Les dalles froides du couloir du palazzetto résonnent sous mes bottines. Février 1572, brume épaisse sur le Grand Canal. Odeur de sel et cire chaude. J’entends les pas lents de Marco avant de le voir. Il sort de sa chambre, voisine de la mienne, à deux portes du palazzo Bragadin. Mon ancien amant, traître, sénateur. Son regard accroche le mien dans la pénombre des lanternes murales.
Tension monte d’un coup. Sa main gantée effleure la mienne. ‘Lucia…’, souffle-t-il bas. Je ne réponds pas. Je pousse sa porte du bout des doigts. Le bois grince softly. Dedans, rideaux lourds, miroirs de Murano renvoient nos ombres. Dehors, gondole glisse, rameur tousse. Risque qu’un serviteur passe, qu’un voisin du quartier entende.
L’Approche
Je ferme derrière nous. Cœur bat fort. Sa bouche trouve la mienne, dure, affamée. ‘Pas un bruit’, je murmure contre ses lèvres. Il hoche la tête, yeux fous. Mes mains glissent sous sa cape, sentent sa queue déjà dure. Frisson du palier encore frais dans ma peau.
Il me plaque au mur. Pierre froide dans mon dos. Sa langue fouille ma bouche, goût de malvasia. J’attrape ses cheveux, tire. ‘Tu me veux encore, hein ? Après tout ça ?’ Il grogne bas. ‘Toujours.’ Ses doigts déchirent ma robe ivoire, exposent mes seins. Mamelons durcis par l’air humide. Il suce, mordille. Je mords ma lèvre pour étouffer le gémissement. Bruit de pas au loin dans l’escalier. On se fige. Silence. Reprend.
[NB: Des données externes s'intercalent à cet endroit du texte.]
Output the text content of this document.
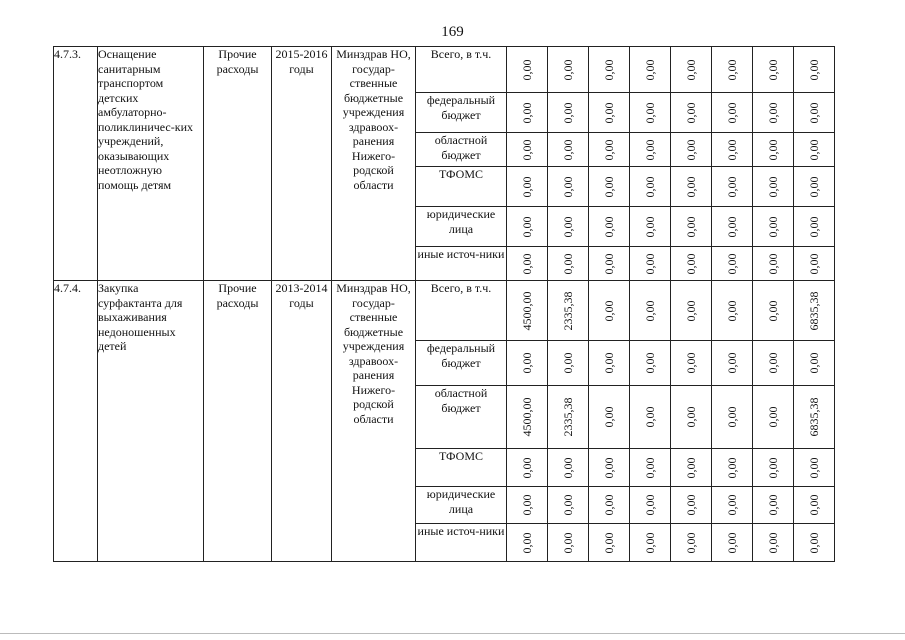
169
4.7.3.	Оснащение санитарным транспортом детских амбулаторно-поликлиничес-ких учреждений, оказывающих неотложную помощь детям	Прочие расходы	2015-2016 годы	Минздрав НО, государ-ственные бюджетные учреждения здравоох-ранения Нижего-родской области	Всего, в т.ч.	0,00	0,00	0,00	0,00	0,00	0,00	0,00	0,00

					федеральный бюджет	0,00	0,00	0,00	0,00	0,00	0,00	0,00	0,00

					областной бюджет	0,00	0,00	0,00	0,00	0,00	0,00	0,00	0,00

					ТФОМС	0,00	0,00	0,00	0,00	0,00	0,00	0,00	0,00

					юридические лица	0,00	0,00	0,00	0,00	0,00	0,00	0,00	0,00

					иные источ-ники	0,00	0,00	0,00	0,00	0,00	0,00	0,00	0,00

4.7.4.	Закупка сурфактанта для выхаживания недоношенных детей	Прочие расходы	2013-2014 годы	Минздрав НО, государ-ственные бюджетные учреждения здравоох-ранения Нижего-родской области	Всего, в т.ч.	4500,00	2335,38	0,00	0,00	0,00	0,00	0,00	6835,38

					федеральный бюджет	0,00	0,00	0,00	0,00	0,00	0,00	0,00	0,00

					областной бюджет	4500,00	2335,38	0,00	0,00	0,00	0,00	0,00	6835,38

					ТФОМС	0,00	0,00	0,00	0,00	0,00	0,00	0,00	0,00

					юридические лица	0,00	0,00	0,00	0,00	0,00	0,00	0,00	0,00

					иные источ-ники	0,00	0,00	0,00	0,00	0,00	0,00	0,00	0,00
Je tombe à genoux. Pierre écorche mes cuisses. J’ouvre son haut-de-chausses, libère sa bite raide, veinée. Odeur musquée, sel de sa peau. Je la prends en bouche, profonde, gorge serrée. Il halète, main dans mes cheveux. ‘Putain, Lucia… ta bouche…’ Voix basse, râpeuse. Je suce fort, langue tournoie. Salive coule. Vue par la fenêtre : reflets tremblants sur l’eau noire. Gondole passe, lanterne oscille.
L’Explosion
Il me relève, rude. Me retourne face au mur. Relève mes jupes. Ma chatte mouillée palpite. ‘Prends-moi. Fort. Mais chut.’ Il grogne, enfonce d’un coup. Pleine, étirée. Je plaque main sur bouche. Coups de reins violents, claquent softly contre mes fesses. Sa queue cogne profond, frotte juste là. Plaisir monte, électrique. ‘T’es à moi, salope masquée’, chuchote-t-il. ‘Non. C’est toi qui supplies.’ Je cambre, serre autour de lui.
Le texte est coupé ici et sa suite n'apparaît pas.